We took a few more steps toward the riverbank, admiring the fast-flowing Nemunas,

then we followed the footpath along the river toward the Nemuno ir Neries santaka, the confluence of the rivers Nemunas and Neris.
We didn’t make it all the way to the tip, it’s quite a large park and we were getting tired. Instead, we returned to town for a little grocery shopping to enhance our Lithuanian-bread-with-Finnish-butter dinner.

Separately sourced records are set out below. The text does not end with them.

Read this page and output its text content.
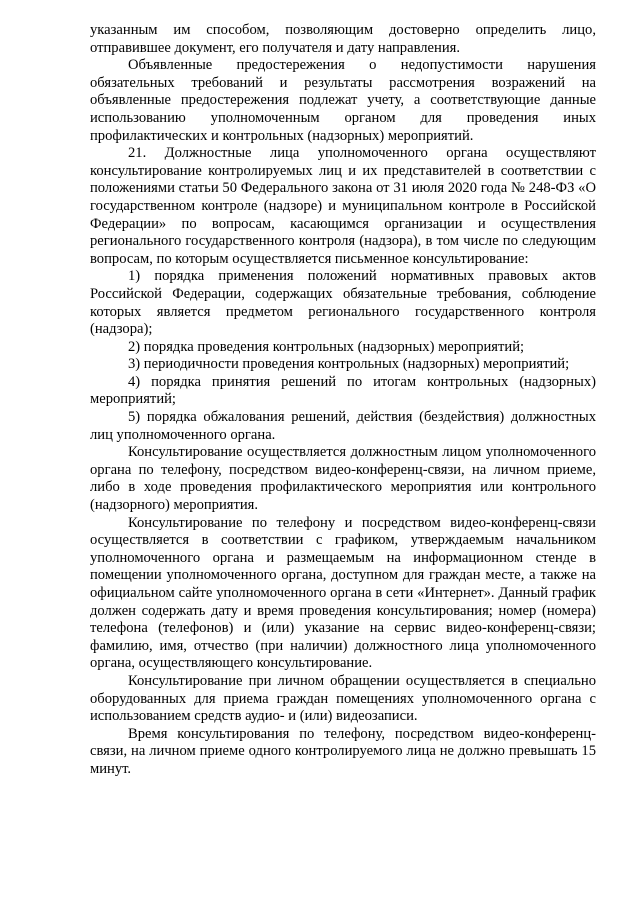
указанным им способом, позволяющим достоверно определить лицо, отправившее документ, его получателя и дату направления.

Объявленные предостережения о недопустимости нарушения обязательных требований и результаты рассмотрения возражений на объявленные предостережения подлежат учету, а соответствующие данные использованию уполномоченным органом для проведения иных профилактических и контрольных (надзорных) мероприятий.

21. Должностные лица уполномоченного органа осуществляют консультирование контролируемых лиц и их представителей в соответствии с положениями статьи 50 Федерального закона от 31 июля 2020 года № 248-ФЗ «О государственном контроле (надзоре) и муниципальном контроле в Российской Федерации» по вопросам, касающимся организации и осуществления регионального государственного контроля (надзора), в том числе по следующим вопросам, по которым осуществляется письменное консультирование:

1) порядка применения положений нормативных правовых актов Российской Федерации, содержащих обязательные требования, соблюдение которых является предметом регионального государственного контроля (надзора);

2) порядка проведения контрольных (надзорных) мероприятий;

3) периодичности проведения контрольных (надзорных) мероприятий;

4) порядка принятия решений по итогам контрольных (надзорных) мероприятий;

5) порядка обжалования решений, действия (бездействия) должностных лиц уполномоченного органа.

Консультирование осуществляется должностным лицом уполномоченного органа по телефону, посредством видео-конференц-связи, на личном приеме, либо в ходе проведения профилактического мероприятия или контрольного (надзорного) мероприятия.

Консультирование по телефону и посредством видео-конференц-связи осуществляется в соответствии с графиком, утверждаемым начальником уполномоченного органа и размещаемым на информационном стенде в помещении уполномоченного органа, доступном для граждан месте, а также на официальном сайте уполномоченного органа в сети «Интернет». Данный график должен содержать дату и время проведения консультирования; номер (номера) телефона (телефонов) и (или) указание на сервис видео-конференц-связи; фамилию, имя, отчество (при наличии) должностного лица уполномоченного органа, осуществляющего консультирование.

Консультирование при личном обращении осуществляется в специально оборудованных для приема граждан помещениях уполномоченного органа с использованием средств аудио- и (или) видеозаписи.

Время консультирования по телефону, посредством видео-конференц-связи, на личном приеме одного контролируемого лица не должно превышать 15 минут.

“In this house, from 1919 to 1941, lived the Chairman of the State Council, a member of the Seimas [Parliament], Minister of Justice, a Siberian martyr”
If you can bear yet another link to someone else’s narrative, I found a biography written by Stasys Šilingas’ granddaughter, the Honorary Consul from the State of Alaska to the Republic of Lithuania, Svaja Vansaukas Worthington, who is a naturalized American citizen. The segment “Wolf at the door” describes the day in 1941 when the family was ripped apart by Soviet forces during mass deportations of Lithuanians. Stasys, his wife Emilija, and one of their nine daughters, Raminta, were arrested, immediately separated and imprisoned in the Siberian arctic. Both women died within three years, while Šilingas suffered through twenty years in the gulags.
With the possible exception of Vladas Pūtvis, the four gentlemen mentioned as note-worthy Lithuanians, žymūs lietuviai, on the second plaque were honored for their artistic endeavors rather than political activism. Mentioned were:
Joną Garalevičių [1871-1943] who was a Master of Lithuanian musical instruments, builder and restorer of organs and string instruments. Oddly, he also built the first glider in Lithuania in 1911 in Kaunas. Paulius Galaunė [1890-1988] was an art historian, museum curator, and graphic artist. Vladas Putvinskis or Pūtvis [1873-1929] was a staunch supporter of Lithuanian language & literature, Book Smuggler, Lithuanian Rifleman and a pioneer of aquaculture. Juozas Tallat-Kelpša [1889-1949] was a celebrated conductor, composer, and producer of opera, as well as a music educator, who established music classes in Lithuanian public schools.
Across the street from our notable Lithuanians, we observed some archeological activity – or, much less romantic, just a construction site.


We followed the balloon home …
After some refreshments in a quiet bar,
we did our shopping along Vilniaus gatvė, then walked back toward Town Hall Square for a quiet evening at home.